President Obama signed a Presidential Memorandum in conjunction with his wife's launch of a nationwide campaign to tackle childhood obesity. First lady Michelle Obama is leading a national public awareness effort to tackle the epidemic of childhood obesity. Let's Move! is a comprehensive initiative, launched by the First Lady, dedicated to solving the problem of obesity within a generation, so that children born today will grow up healthier and able to pursue their dreams. She is encouraging everyone to help support and amplify the work the Federal Government in improving the health of children.

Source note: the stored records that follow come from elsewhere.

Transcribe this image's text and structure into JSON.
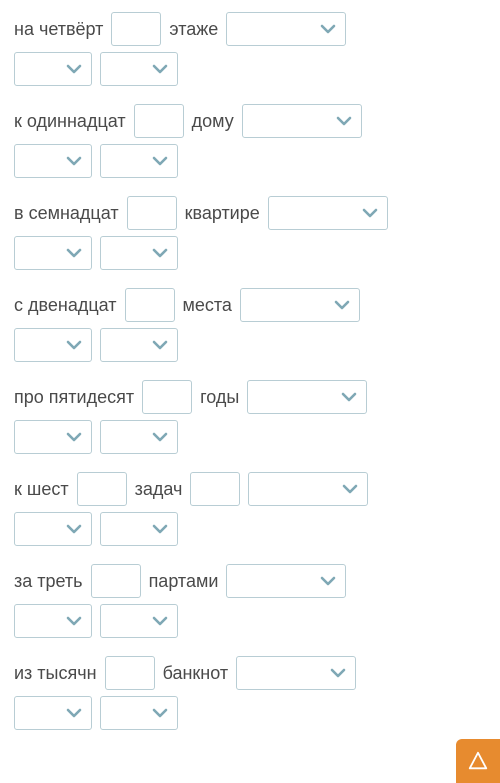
{
  "exercises": [
    {
      "parts": [
        "на четвёрт",
        "этаже"
      ]
    },
    {
      "parts": [
        "к одиннадцат",
        "дому"
      ]
    },
    {
      "parts": [
        "в семнадцат",
        "квартире"
      ]
    },
    {
      "parts": [
        "с двенадцат",
        "места"
      ]
    },
    {
      "parts": [
        "про пятидесят",
        "годы"
      ]
    },
    {
      "parts": [
        "к шест",
        "задач"
      ]
    },
    {
      "parts": [
        "за треть",
        "партами"
      ]
    },
    {
      "parts": [
        "из тысячн",
        "банкнот"
      ]
    }
  ]
}
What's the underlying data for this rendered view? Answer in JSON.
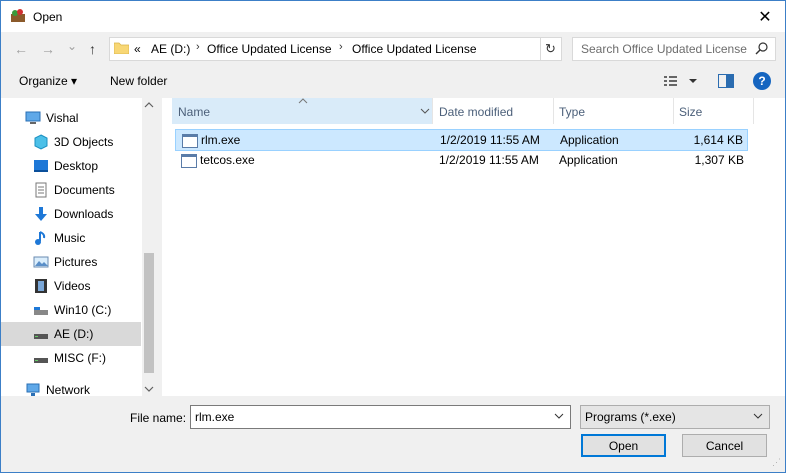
{
  "window": {
    "title": "Open",
    "close_glyph": "✕"
  },
  "nav": {
    "back_glyph": "←",
    "forward_glyph": "→",
    "recent_glyph": "⌄",
    "up_glyph": "↑",
    "crumbs": [
      {
        "label": "«"
      },
      {
        "label": "AE (D:)"
      },
      {
        "label": "Office Updated License"
      },
      {
        "label": "Office Updated License"
      }
    ],
    "crumb_sep": "›",
    "refresh_glyph": "↻",
    "search_placeholder": "Search Office Updated License"
  },
  "toolbar": {
    "organize_label": "Organize ▾",
    "new_folder_label": "New folder",
    "help_glyph": "?"
  },
  "sidebar": {
    "items": [
      {
        "label": "Vishal",
        "icon": "computer-icon"
      },
      {
        "label": "3D Objects",
        "icon": "cube-icon"
      },
      {
        "label": "Desktop",
        "icon": "desktop-icon"
      },
      {
        "label": "Documents",
        "icon": "documents-icon"
      },
      {
        "label": "Downloads",
        "icon": "download-icon"
      },
      {
        "label": "Music",
        "icon": "music-icon"
      },
      {
        "label": "Pictures",
        "icon": "pictures-icon"
      },
      {
        "label": "Videos",
        "icon": "videos-icon"
      },
      {
        "label": "Win10 (C:)",
        "icon": "drive-icon"
      },
      {
        "label": "AE (D:)",
        "icon": "drive-icon",
        "selected": true
      },
      {
        "label": "MISC (F:)",
        "icon": "drive-icon"
      },
      {
        "label": "Network",
        "icon": "network-icon"
      }
    ]
  },
  "filelist": {
    "columns": [
      "Name",
      "Date modified",
      "Type",
      "Size"
    ],
    "rows": [
      {
        "name": "rlm.exe",
        "date": "1/2/2019 11:55 AM",
        "type": "Application",
        "size": "1,614 KB",
        "selected": true
      },
      {
        "name": "tetcos.exe",
        "date": "1/2/2019 11:55 AM",
        "type": "Application",
        "size": "1,307 KB",
        "selected": false
      }
    ]
  },
  "footer": {
    "filename_label": "File name:",
    "filename_value": "rlm.exe",
    "filetype_value": "Programs (*.exe)",
    "open_label": "Open",
    "cancel_label": "Cancel"
  },
  "colors": {
    "accent": "#0078d7",
    "selection": "#cce8ff",
    "help": "#1565c0"
  }
}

There are several psychological factors contributing to childhood obesity. Family structure and context, that is, parental and familial attitudes, activity, nutritional patterns as well as familial stress, have an important role with respect to the beginning and continuation of overweight and obesity. Behavioral and emotional problems are found in many, though not all, obese children. These factors influence child's eating habits and many people eat in response to negative emotions such as boredom, sadness or anger.